4.1.2 Mission duration
The GEOSAT Geodetic Mission (1.5 years), which has superior range precision to the ERS-1 Geodetic Mission [30] (1 year), provided a single mapping of the oceans at ∼5-km track spacing. Since the measurement noise scales as the square root of the number of measurements, a six-year mission could reduce the error by an additional factor of two.
4.1.3 Moderate inclination
The short, non-repeat orbit phases of the GEOSAT and ERS-1 altimeters had relatively high inclination (72° GEOSAT, 82° ERS) and thus poor accuracy of the east–west slope at the equator. A new mission should have an inclination of ∼60° to improve east–west slope recovery. This, combined with the other improvements, will meet the factor-of-five requirement.
4.1.4 Near-shore tracking
For applications near coastlines, the ability of the instrument to track the ocean surface close to shore, and acquire the surface soon after leaving land, is desirable.
It should be stressed that the basic measurement is not the height of the ocean surface but the slope of the ocean surface to an accuracy of better than 1 μrad (1-mm height change over 1-km horizontal distance). The need to resolve height differences, and not heights, means that the mission can be much cheaper than other altimeter missions and can take advantage of a spacecraft platform that is less stable than other missions require. The 1-μrad slope precision can be achieved without measuring radar propagation delays in the ionosphere and troposphere, as the slopes of these corrections are negligible. These factors reduce the cost and complexity of the spacecraft with respect to a typical altimeter optimized for recovery of ocean currents.
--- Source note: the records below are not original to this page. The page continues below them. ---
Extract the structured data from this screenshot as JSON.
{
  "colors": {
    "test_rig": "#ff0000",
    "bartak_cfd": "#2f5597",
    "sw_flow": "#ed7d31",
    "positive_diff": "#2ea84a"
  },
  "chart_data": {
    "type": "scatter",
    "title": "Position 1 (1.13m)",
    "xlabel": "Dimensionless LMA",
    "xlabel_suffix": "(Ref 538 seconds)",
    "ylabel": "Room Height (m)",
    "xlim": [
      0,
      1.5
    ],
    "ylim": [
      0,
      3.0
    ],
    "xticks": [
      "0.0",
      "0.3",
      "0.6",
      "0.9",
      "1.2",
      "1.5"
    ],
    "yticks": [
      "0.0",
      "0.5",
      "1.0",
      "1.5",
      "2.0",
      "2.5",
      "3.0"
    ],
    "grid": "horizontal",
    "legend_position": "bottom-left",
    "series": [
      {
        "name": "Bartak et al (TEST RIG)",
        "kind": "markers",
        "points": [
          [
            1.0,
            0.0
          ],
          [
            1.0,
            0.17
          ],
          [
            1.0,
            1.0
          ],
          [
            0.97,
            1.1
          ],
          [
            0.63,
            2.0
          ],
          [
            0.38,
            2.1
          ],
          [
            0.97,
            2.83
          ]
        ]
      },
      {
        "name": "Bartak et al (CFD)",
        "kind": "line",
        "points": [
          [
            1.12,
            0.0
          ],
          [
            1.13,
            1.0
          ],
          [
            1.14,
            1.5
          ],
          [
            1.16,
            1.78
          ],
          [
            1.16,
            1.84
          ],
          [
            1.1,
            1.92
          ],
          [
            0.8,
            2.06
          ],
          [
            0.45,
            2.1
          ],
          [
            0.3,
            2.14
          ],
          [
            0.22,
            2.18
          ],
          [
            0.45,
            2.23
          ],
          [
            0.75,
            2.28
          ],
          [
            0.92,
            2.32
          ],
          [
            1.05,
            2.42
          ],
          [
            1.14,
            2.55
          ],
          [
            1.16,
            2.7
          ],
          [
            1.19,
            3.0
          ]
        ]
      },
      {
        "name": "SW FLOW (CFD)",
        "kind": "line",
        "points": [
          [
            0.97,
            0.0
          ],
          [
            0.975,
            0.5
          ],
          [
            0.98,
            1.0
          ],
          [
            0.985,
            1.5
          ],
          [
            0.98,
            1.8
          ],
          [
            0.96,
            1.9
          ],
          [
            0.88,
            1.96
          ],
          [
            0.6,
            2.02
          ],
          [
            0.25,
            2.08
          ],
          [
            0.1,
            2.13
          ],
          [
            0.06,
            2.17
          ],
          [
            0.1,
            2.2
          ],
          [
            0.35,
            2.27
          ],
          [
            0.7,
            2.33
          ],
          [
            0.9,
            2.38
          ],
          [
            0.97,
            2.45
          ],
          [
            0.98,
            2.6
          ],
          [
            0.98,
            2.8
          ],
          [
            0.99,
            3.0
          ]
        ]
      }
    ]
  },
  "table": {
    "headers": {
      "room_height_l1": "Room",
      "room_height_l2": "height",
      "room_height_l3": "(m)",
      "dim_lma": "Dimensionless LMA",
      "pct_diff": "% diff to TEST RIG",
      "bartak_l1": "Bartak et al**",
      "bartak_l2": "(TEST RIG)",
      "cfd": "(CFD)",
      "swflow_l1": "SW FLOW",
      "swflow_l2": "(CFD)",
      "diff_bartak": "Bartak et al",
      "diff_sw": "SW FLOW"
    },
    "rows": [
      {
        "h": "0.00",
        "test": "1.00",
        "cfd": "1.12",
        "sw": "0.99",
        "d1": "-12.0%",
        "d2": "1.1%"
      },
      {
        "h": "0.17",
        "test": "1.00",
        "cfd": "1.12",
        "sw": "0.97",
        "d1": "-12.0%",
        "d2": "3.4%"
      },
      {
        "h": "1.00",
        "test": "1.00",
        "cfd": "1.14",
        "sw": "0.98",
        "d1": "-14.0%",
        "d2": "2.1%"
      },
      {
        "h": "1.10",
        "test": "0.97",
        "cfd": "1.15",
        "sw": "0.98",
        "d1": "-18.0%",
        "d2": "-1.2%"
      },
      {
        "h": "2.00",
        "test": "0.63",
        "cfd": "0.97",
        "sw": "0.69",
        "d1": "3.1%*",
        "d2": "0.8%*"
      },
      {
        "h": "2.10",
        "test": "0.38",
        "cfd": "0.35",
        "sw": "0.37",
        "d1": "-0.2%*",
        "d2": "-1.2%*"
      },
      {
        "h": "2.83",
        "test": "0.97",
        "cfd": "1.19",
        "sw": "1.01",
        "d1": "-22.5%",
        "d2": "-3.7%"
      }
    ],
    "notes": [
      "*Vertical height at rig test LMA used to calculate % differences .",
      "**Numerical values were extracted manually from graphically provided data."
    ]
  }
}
4.1.5 Delay-Doppler altimeter technology
A delay-Doppler radar altimeter such as planned for CryoSat II can deliver the required height precision and spatial resolution. This innovative satellite altimeter uses signal processing strategies borrowed from synthetic aperture radar to improve height measurement precision by a factor of two, and to reduce along-track footprint size by a factor of five or more, in marked contrast to a conventional radar altimeter. Unfortunately the CryoSat ground segment cannot capture the full SAR waveforms globally so it will be operated as a conventional altimeter over the oceans. Onboard processing, to reduce the data transmission requirements, has been demonstrated in a delay-Doppler altimeter built by the Johns Hopkins University Applied Physics Laboratory (JHU APL) and flight-tested on Naval Research Laboratory (NRL) and National Aeronautics and Space Administration (NASA) P-3 aircraft. A preliminary design study by JHU APL for the National Oceanic and Atmospheric Administration (NOAA) suggests that a delay-Doppler space bathymetry mission could be completed for approximately $60 M, plus launch costs.
Acknowledgements
This material is based upon work supported by the National Science Foundation under Grant No. 0326707.